Large language models require a lot of memory and computing power. Sparsification can reduce both.
Large language models from the GPT family have become the standard in natural language machine processing. However, their usability is limited due to their size and the required computing power.
GPT-175B, for example, comprises 175 billion parameters that take up at least 320 gigabytes of memory. Therefore, a minimum of five A100 GPUs with 80 gigabytes of memory each are required for operation.
Almost all existing approaches to compression rely on quantization, which reduces the accuracy of the numerical representation of the individual weights. This reduces the size of the networks, but also their performance, since they do not represent the information precisely.
One-shot pruning without loss of accuracy
Pruning is an alternative method. Here, the model becomes more compact by removing redundant or less important information. The approach is not new and is considered useful, but accuracy usually suffers.

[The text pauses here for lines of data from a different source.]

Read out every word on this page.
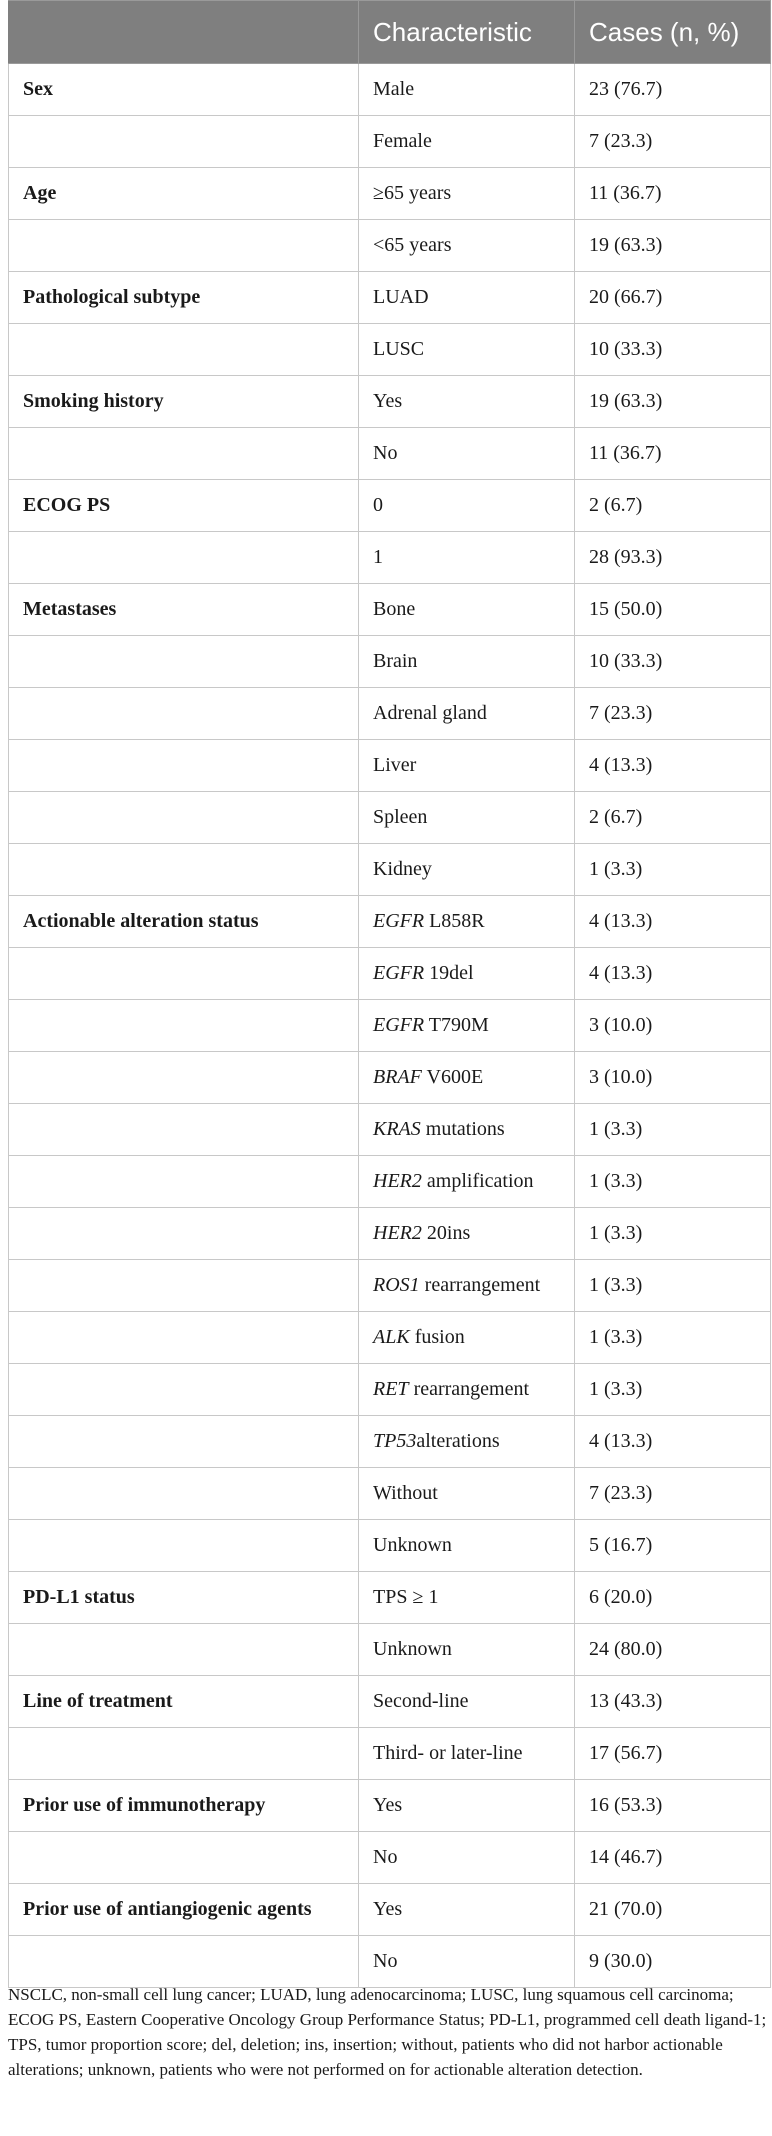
	Characteristic	Cases (n, %)
Sex	Male	23 (76.7)
	Female	7 (23.3)
Age	≥65 years	11 (36.7)
	<65 years	19 (63.3)
Pathological subtype	LUAD	20 (66.7)
	LUSC	10 (33.3)
Smoking history	Yes	19 (63.3)
	No	11 (36.7)
ECOG PS	0	2 (6.7)
	1	28 (93.3)
Metastases	Bone	15 (50.0)
	Brain	10 (33.3)
	Adrenal gland	7 (23.3)
	Liver	4 (13.3)
	Spleen	2 (6.7)
	Kidney	1 (3.3)
Actionable alteration status	EGFR L858R	4 (13.3)
	EGFR 19del	4 (13.3)
	EGFR T790M	3 (10.0)
	BRAF V600E	3 (10.0)
	KRAS mutations	1 (3.3)
	HER2 amplification	1 (3.3)
	HER2 20ins	1 (3.3)
	ROS1 rearrangement	1 (3.3)
	ALK fusion	1 (3.3)
	RET rearrangement	1 (3.3)
	TP53alterations	4 (13.3)
	Without	7 (23.3)
	Unknown	5 (16.7)
PD-L1 status	TPS ≥ 1	6 (20.0)
	Unknown	24 (80.0)
Line of treatment	Second-line	13 (43.3)
	Third- or later-line	17 (56.7)
Prior use of immunotherapy	Yes	16 (53.3)
	No	14 (46.7)
Prior use of antiangiogenic agents	Yes	21 (70.0)
	No	9 (30.0)

NSCLC, non-small cell lung cancer; LUAD, lung adenocarcinoma; LUSC, lung squamous cell carcinoma; ECOG PS, Eastern Cooperative Oncology Group Performance Status; PD-L1, programmed cell death ligand-1; TPS, tumor proportion score; del, deletion; ins, insertion; without, patients who did not harbor actionable alterations; unknown, patients who were not performed on for actionable alteration detection.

This loss must first be recovered by costly retraining of the model. Previous one-shot pruning methods are too time-consuming to apply to large models with billions of parameters.
SparseGPT could be a solution to this problem. This method is presented by Elias Frantar and Dan Alistarh from the Institute of Science and Technology Austria in a new paper titled "Massive Language Models Can Be Accurately Pruned in One-Shot".
According to the authors, SparseGPT is the first precise one-shot pruning method that works efficiently for models with ten to 100 billion parameters.
50 to 60 percent smaller, even with 175 billion parameters
Pruning with SparseGPT takes only about four hours with a single GPU even on the largest publicly available GPT models, namely OPT-175B and BLOOM-176B, the team said.
It became clear that larger models were easier to downsize: The researchers were able to slim down the models by 50 to 60 percent using SparseGPT. Even with such a high level of sparsity, there would be virtually no loss of accuracy in OPT-175B, for example, compared to the dense model. That is, about 100 billion parameters could be ignored during inference.
Pruning and fine-tuning could achieve up to 90 percent sparsification
The team says that they suspect that progressive pruning and fine-tuning can achieve at least 80 to 90 percent sparsification. They also plan to investigate the applicability of their approaches during training to reduce the computational cost of pre-training these massive models.
Sparse modeling could therefore make large models run more efficiently in the future - and enable even larger models.
This view is also shared by the German AI startup Aleph Alpha and the British AI chip manufacturer Graphcore. The two companies had demonstrated a sparsification approach for leaner language models as recently as November 2022.